并且为了记录这个Skeleton 是操作哪些Geometry的,于是Skeleton有一个成员m_arrGeo[]是一个数组, 这个例子中记录的是两个指针.
下面的问题是: 我要删除这个skinning操作, 也就是将Skeleton和两个SkeletonReference删除掉.
code:
for (int i = 0; i < skeleton->m_arrGeo.size(); ++i) {
delete skeleton->m_arrGeo[i]->skeleton_reference;
}
delete skeleton;
这个代码段在Skeleton只作用于一个Geometry时候运行正常, 但是当作用于两个和多个Geometry时候就错误了(错误是隐晦地遗留到后面别的地方才造成的,不是在这里就造成,这才是恐怖的地方).
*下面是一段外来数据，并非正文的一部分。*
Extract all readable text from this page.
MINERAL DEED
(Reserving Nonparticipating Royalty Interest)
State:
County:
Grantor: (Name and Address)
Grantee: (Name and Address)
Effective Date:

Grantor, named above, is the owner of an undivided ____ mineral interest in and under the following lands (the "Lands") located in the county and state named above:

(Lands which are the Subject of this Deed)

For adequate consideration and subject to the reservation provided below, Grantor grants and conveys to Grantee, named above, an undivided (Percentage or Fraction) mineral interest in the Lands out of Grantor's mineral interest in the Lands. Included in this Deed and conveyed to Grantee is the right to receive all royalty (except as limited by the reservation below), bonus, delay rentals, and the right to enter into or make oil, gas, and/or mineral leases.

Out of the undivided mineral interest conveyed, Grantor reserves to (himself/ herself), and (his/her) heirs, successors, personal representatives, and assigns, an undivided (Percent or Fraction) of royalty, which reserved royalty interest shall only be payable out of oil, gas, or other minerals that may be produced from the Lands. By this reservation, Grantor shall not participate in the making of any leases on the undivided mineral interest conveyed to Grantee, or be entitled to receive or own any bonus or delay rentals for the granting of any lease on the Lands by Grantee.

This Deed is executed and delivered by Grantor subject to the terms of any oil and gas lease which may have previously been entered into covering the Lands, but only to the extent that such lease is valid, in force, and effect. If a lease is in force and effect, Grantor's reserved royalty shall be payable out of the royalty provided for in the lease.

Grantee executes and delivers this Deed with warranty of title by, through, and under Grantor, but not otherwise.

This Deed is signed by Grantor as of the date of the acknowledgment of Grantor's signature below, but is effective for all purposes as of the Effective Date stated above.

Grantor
for (int i = 0; i < skeleton->m_arrGeo.size(); ++i) {
print out the size = 2;
delete skeleton->m_arrGeo[i]->skeleton_reference;
print out the size = 1;
}
delete skeleton;
可见问题在于 after executing the blue line, one element has been removed from the array. so let take a look at the de-constructor of SkeletonReference.
~SkeletonReference() {
find if the parent (the Geometry_i) is in the m_arrGeo[],
if yes, remove it.
}
Actually, this method makes sense, because when a geometry do not possess a SkeleteReference, there is no need to be recorded in the m_arrGeo[] array.So, the problem is in the for sentence.
for (int i = 0; i < skeleton->m_arrGeo.size(); ++i) { // we are iterating a dynamic array.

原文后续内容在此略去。